雨男、雨女
係長に呼ばれた。
「今週の金曜日、就業時間が終わってから、中央公園に花見に行きたいんだけど、どうだろう?」と相談を受けた。
俺は担当者の中で最年長、一応、係のまとめ役だ。
「ああ、良いんじゃないですか。最近は会社のイベントに参加したいっていう若者が増えましたからね」と答えると、「そうかい」と係長が嬉しそうな顔をした。
係長が若手の頃は、会社のイベントが毛嫌いされた頃だ。係長自信はそうでもなかったのだろう。イベント好きのようだ。
「ただ、ひとつ、問題があります」と言うと、「何だい?」と係長が不安そうな顔をした。
何とかハラスメントになるのではないかということを心配しているのだ。
「うちには最強の雨男と雨女がいます」と言うと、「ああ、そうか」と係長が頷いた。
最強の雨男こと、イノウエ君は人生のイベントがある時に、雨が降ることで有名だった。彼自信が語ったことによれば、生まれた日は嵐だったそうだ。小学校の入学式、運動会、卒業式とことごとく雨が降った。家族でハイキングに行けば、山についた途端に雨が降り始めるし、傘を持たずに外出した時に限って雨が降ると言うのだ。
そして、もう一つ、係には最強の雨女こと、サトウさんがいる。こちらは、一人で外出する時は雨は降らないのに、誰かと一緒だと必ず雨が降るというジンクスがあった。実際、係の女性は皆、サトウさんと一緒に外出して雨に降られたという経験を持っていた。
「最強の雨男と雨女が揃って外出すると、どうなるのでしょうね?」
それはそれで興味があった。
とは言え、花見の時期は限られる。皆がのんびりできそうな週末を逃すと、今年の花見は無理だろう。
「一応、金曜日ということにして、当日、天気を見ながらどうするか考えましょう。最悪、雨天中止になるかもしれませんが」
「仕方ないだろう」
こうして週末の花見が決まった。
職場で週末の天気が話題になった。「最強の雨男と雨女が揃うと、どうなるのだろう?」と誰もが同じことを考え、「嵐になるんじゃないか」、「意外に晴れたりして」と結果を予想し合った。
週末になった。
天気予報では晴れの予報だったが、朝からどんよりとした天気で雨が降りそうだった。
「流石に最強の雨男と雨女が揃うと、天気予報も外れそうだ」と皆、空を見上げながら噂した。終日、降りそうで降らない天気が続き、就業時間を終えた。

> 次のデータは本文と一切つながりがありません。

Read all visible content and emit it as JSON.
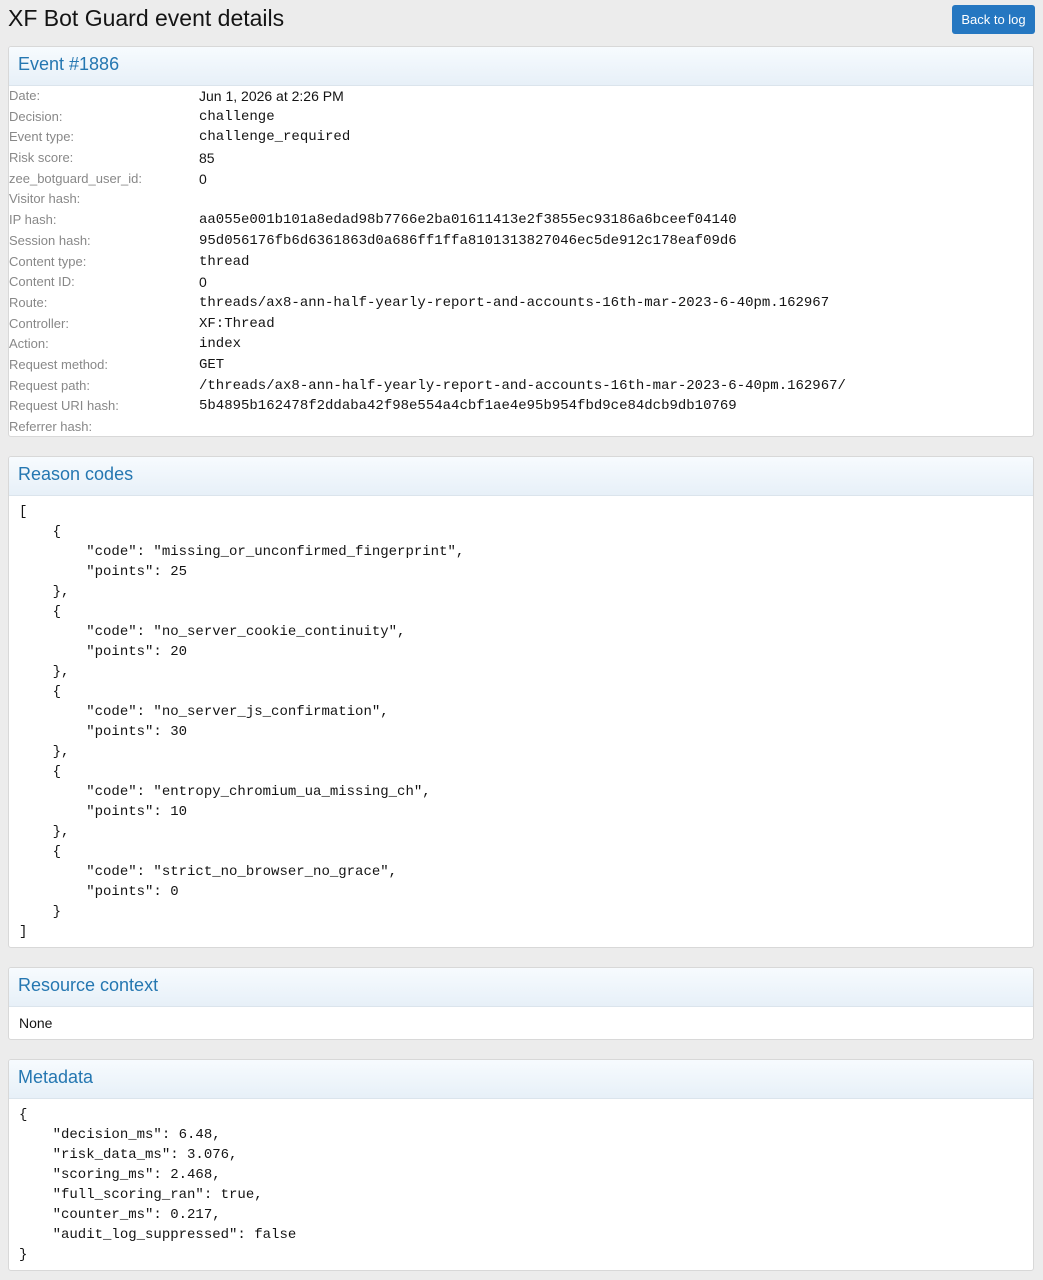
{
  "page": {
    "title": "XF Bot Guard event details",
    "back_button_label": "Back to log"
  },
  "event": {
    "heading": "Event #1886",
    "fields": [
      {
        "label": "Date:",
        "value": "Jun 1, 2026 at 2:26 PM",
        "mono": false
      },
      {
        "label": "Decision:",
        "value": "challenge",
        "mono": true
      },
      {
        "label": "Event type:",
        "value": "challenge_required",
        "mono": true
      },
      {
        "label": "Risk score:",
        "value": "85",
        "mono": false
      },
      {
        "label": "zee_botguard_user_id:",
        "value": "0",
        "mono": false
      },
      {
        "label": "Visitor hash:",
        "value": "",
        "mono": true
      },
      {
        "label": "IP hash:",
        "value": "aa055e001b101a8edad98b7766e2ba01611413e2f3855ec93186a6bceef04140",
        "mono": true
      },
      {
        "label": "Session hash:",
        "value": "95d056176fb6d6361863d0a686ff1ffa8101313827046ec5de912c178eaf09d6",
        "mono": true
      },
      {
        "label": "Content type:",
        "value": "thread",
        "mono": true
      },
      {
        "label": "Content ID:",
        "value": "0",
        "mono": false
      },
      {
        "label": "Route:",
        "value": "threads/ax8-ann-half-yearly-report-and-accounts-16th-mar-2023-6-40pm.162967",
        "mono": true
      },
      {
        "label": "Controller:",
        "value": "XF:Thread",
        "mono": true
      },
      {
        "label": "Action:",
        "value": "index",
        "mono": true
      },
      {
        "label": "Request method:",
        "value": "GET",
        "mono": true
      },
      {
        "label": "Request path:",
        "value": "/threads/ax8-ann-half-yearly-report-and-accounts-16th-mar-2023-6-40pm.162967/",
        "mono": true
      },
      {
        "label": "Request URI hash:",
        "value": "5b4895b162478f2ddaba42f98e554a4cbf1ae4e95b954fbd9ce84dcb9db10769",
        "mono": true
      },
      {
        "label": "Referrer hash:",
        "value": "",
        "mono": true
      }
    ]
  },
  "reason_codes": {
    "heading": "Reason codes",
    "json_text": "[\n    {\n        \"code\": \"missing_or_unconfirmed_fingerprint\",\n        \"points\": 25\n    },\n    {\n        \"code\": \"no_server_cookie_continuity\",\n        \"points\": 20\n    },\n    {\n        \"code\": \"no_server_js_confirmation\",\n        \"points\": 30\n    },\n    {\n        \"code\": \"entropy_chromium_ua_missing_ch\",\n        \"points\": 10\n    },\n    {\n        \"code\": \"strict_no_browser_no_grace\",\n        \"points\": 0\n    }\n]"
  },
  "resource_context": {
    "heading": "Resource context",
    "text": "None"
  },
  "metadata": {
    "heading": "Metadata",
    "json_text": "{\n    \"decision_ms\": 6.48,\n    \"risk_data_ms\": 3.076,\n    \"scoring_ms\": 2.468,\n    \"full_scoring_ran\": true,\n    \"counter_ms\": 0.217,\n    \"audit_log_suppressed\": false\n}"
  }
}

「一雨来そうですけど、行きましょう」と係長に進言した。
皆、楽しみに準備して来たのだ。今更、中止は寂しい。皆で中央公園に繰り出した。
雨は何とか降っていない。
桜の木の下にビニールシートを敷いて、缶ビールで乾杯した。
「最強の雨男と雨女が揃うと、曇りになるんですね~」
「ダメだよ。そんなこと言うと、雨が降るから」
「そうそう。無視した方が良い」
などと皆で盛り上がった。
僅かに風があって、桜の木から花びらが、はらはらと舞い落ちて来た。ライトアップがされていて、幻想的な夜だった。
「綺麗ですね~」とサトウさん。
係長が言った。
――最強の雨男と雨女が揃うと、桜の花びらが降ってくるんだ。